NNIP Recognizes Center for Urban and Regional Affairs for Advancing Neighborhood Equity in City Capital Investments

Center for Urban and Regional Affairs   (Minneapolis-St. Paul)

May 2017

In May 2017, the National Neighborhood Indicators Partnership conferred the inaugural G. Thomas Kingsley Impact Award to the Center for Urban Affairs (CURA) at the University of Minnesota. The award recognizes an NNIP Partner organization who has demonstrated impact using neighborhood data to improve local policy and practice to benefit low-income communities. Working with the East Side Neighborhood Development Company (ESNDC) in St. Paul, CURA assembled data for the first time on capital allocations by neighborhood, which is very rarely available through city data. Their analysis brought greater transparency to city spending, prompted policy reforms in selecting capital projects, and motivated improved data collection for easier tracking of spatial patterns in the future.

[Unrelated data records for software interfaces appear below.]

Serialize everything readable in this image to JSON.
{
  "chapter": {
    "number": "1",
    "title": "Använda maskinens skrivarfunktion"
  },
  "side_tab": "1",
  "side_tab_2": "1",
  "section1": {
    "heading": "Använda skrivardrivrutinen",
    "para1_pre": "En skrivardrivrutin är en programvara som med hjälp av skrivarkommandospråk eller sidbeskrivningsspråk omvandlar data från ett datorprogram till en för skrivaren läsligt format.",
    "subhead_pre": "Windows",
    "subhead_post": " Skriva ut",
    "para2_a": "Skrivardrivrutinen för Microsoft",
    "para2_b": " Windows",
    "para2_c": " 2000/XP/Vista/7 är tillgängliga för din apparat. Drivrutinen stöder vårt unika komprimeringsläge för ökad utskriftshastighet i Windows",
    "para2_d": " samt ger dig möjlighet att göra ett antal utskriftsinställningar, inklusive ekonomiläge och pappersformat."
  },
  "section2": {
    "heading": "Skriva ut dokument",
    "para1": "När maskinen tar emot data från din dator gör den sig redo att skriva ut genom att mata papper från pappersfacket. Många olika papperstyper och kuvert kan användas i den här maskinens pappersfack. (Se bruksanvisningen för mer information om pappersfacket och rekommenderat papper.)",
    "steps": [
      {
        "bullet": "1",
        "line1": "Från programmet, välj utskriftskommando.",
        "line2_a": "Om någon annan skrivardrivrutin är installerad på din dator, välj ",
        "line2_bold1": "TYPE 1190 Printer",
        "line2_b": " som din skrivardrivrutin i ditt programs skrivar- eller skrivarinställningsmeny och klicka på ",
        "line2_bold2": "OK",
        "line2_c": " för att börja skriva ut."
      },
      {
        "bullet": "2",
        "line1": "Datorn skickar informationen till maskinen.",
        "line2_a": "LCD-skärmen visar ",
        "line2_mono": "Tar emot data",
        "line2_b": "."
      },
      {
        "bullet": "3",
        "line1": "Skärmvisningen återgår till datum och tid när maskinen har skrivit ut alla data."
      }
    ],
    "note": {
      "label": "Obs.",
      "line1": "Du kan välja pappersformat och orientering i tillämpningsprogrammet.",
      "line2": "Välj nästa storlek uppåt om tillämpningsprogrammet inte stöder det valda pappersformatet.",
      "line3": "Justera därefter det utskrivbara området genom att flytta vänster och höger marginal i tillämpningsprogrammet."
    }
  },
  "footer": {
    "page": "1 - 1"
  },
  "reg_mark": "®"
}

For years, ESNDC voiced concerns that their low-income neighborhoods might not be receiving a fair share of City capital investment, but they had not been able to get the attention of decisionmakers. Last year, it asked CURA to obtain the necessary data and study the issue. The report revealed that the east-side districts, which account for 34 percent of the City’s population, had received only 19 percent of its capital spending from 2006 to 2015.

In response to the publicity from the analysis, St. Paul City Council passed a resolution for the Capital Improvement Budget Committee to tabulate plans by geography and to explicitly include geographic equity in the rating system for investments. ESNDC reports that the study has put the issue on the short list of hot button issues for the next mayoral election, and a number of grassroots groups are using the study to demand attention for investments in their communities.

The Impact award honors the legacy of Tom Kingsley, the founding director of NNIP, who has been a champion for the importance of neighborhoods and of the power of local data in community-building and policymaking. NNIP would like to express appreciation to the Award’s 2017 review panel: Cindy Guy (Annie E. Casey Foundation), Craig Howard (John D. and Catherine T. MacArthur Foundation), Seema Iyer (Baltimore Neighborhood Indicators Alliance), Lisa Nelson (Federal Reserve Bank of Cleveland and NNIP Alumna) and three Urban Institute staff (Tom Kingsley, Leah Hendey, and Kathy Pettit).